小説で“災害を自分ごとに”地震学者の思い
東日本大震災から10年。地震学者である慶應義塾大学の大木聖子准教授は、「災害を自分ごとと考える」ことを信念に、研究を続けています。これからの「防災教育」に必要なことや、今からできる防災アクションについて、防災士の資格をもつ日本テレビの杉野真実アナウンサーが聞きました。
■テーマ(1)地震学者への思い
「阪神・淡路大震災が起きたときは高校1年の3学期で東京にいて、地震が起きたっていう情報がわからなくて、本当に何が起きているんだろうって。高校生なりに何かできないのかと感じて、それで地震学者になりたいと思いました」
■テーマ(2)地震学者としての葛藤
地震研究所で、博士論文の執筆を続ける中で起きた「新潟県中越地震」。
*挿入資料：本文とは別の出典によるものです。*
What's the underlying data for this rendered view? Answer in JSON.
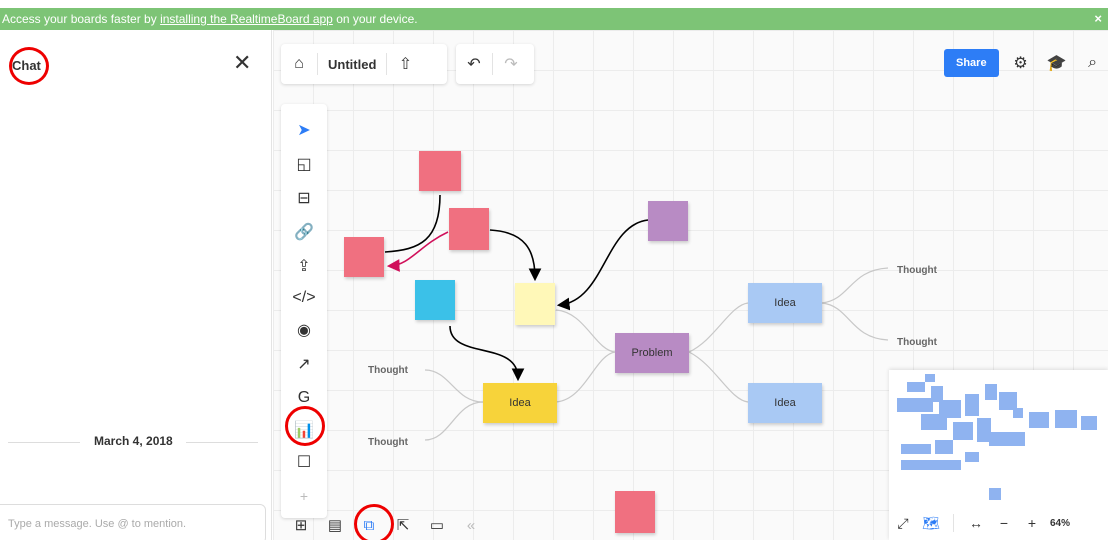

余震で亡くなった女の子がいることを知り、学者としての責任・役割を問いかけたといいます。
「余震が危険ですよと伝えてこなかった地震学者にどれほどの責任があるのか。なぜ現地に行って助けたりしてないのか、地震学者の私はなんなのだろうと、新潟県中越地震の時にすごく思い悩みました」
■テーマ(3)東日本大震災と防災教育への思い
そして東日本大震災。当時は、東大地震研究所で地震メカニズムなどを国民に伝える広報を担当。ただ、地震学者としての葛藤は続いていました。
「津波から人々が逃げていく映像を見て、何でこんなふうにしてしまったのだろう、自分にどれだけ責任があったのか、もっとできたことがあったのではとか、それがもうずっと、今でもですけど」
そんな大木さんが力を入れているのが「防災小説」の授業。特定の日時や天気などを定め、その条件下で災害が発生したことを想定し「小説」を書いてみるという取り組みです。“未来の災害”を、自分の身に起きたことかのようにつづる。災害を“自分事”にするのが狙いです。
「めくってもめくっても色々な防災小説が、これはすごいなって思いました。守らなきゃいけないものがあると行動を起こせるんですよね」
■テーマ(4)震災10年と未来の防災教育
東日本大震災から10年、保育園などに通う“未就学児”を対象にした防災教育を進めたいと考えています。
「5歳の時に私にサイン下さいと言った子がいま中2で、3月の福島での地震の時、『え、地震?』と言ってる親の行動をよそに、いち早く机の下に入ったのが息子さんで、三つ子の魂百までと思ったとお母さんが連絡を下さった。小さい時にやったことを体で覚えて、もうできるんだなってうれしくなった」
──東日本大震災から10年、今後も災害が起きる日本の中で、防災教育の一番大切な所は何でしょうか?
「災害がおこるという現実感・リアリティーを、自分一人だけ、先生一人だけではなく、皆で思っていく。どうやら来るらしいからこれやっておこうというのを皆が思う。つまり自分がやった時にちょっと発信する」
「防災ポーチ持ち歩いている、とか、LEDライト鍵につけてない?とか、ちょっと発信するということで、実は誰かを助けるということにつながっていく、リアリティーを持つことができる、皆で築き上げていくものかなと」
◇◇◇◇◇
防災教育に力を入れている地震学の専門家がいると聞き、是非話を聞きたいと思っていた杉野アナウンサー。インタビューでは、難しい表現や専門用語が出てくることは一切なく、授業を受けたような気持ちになったということです。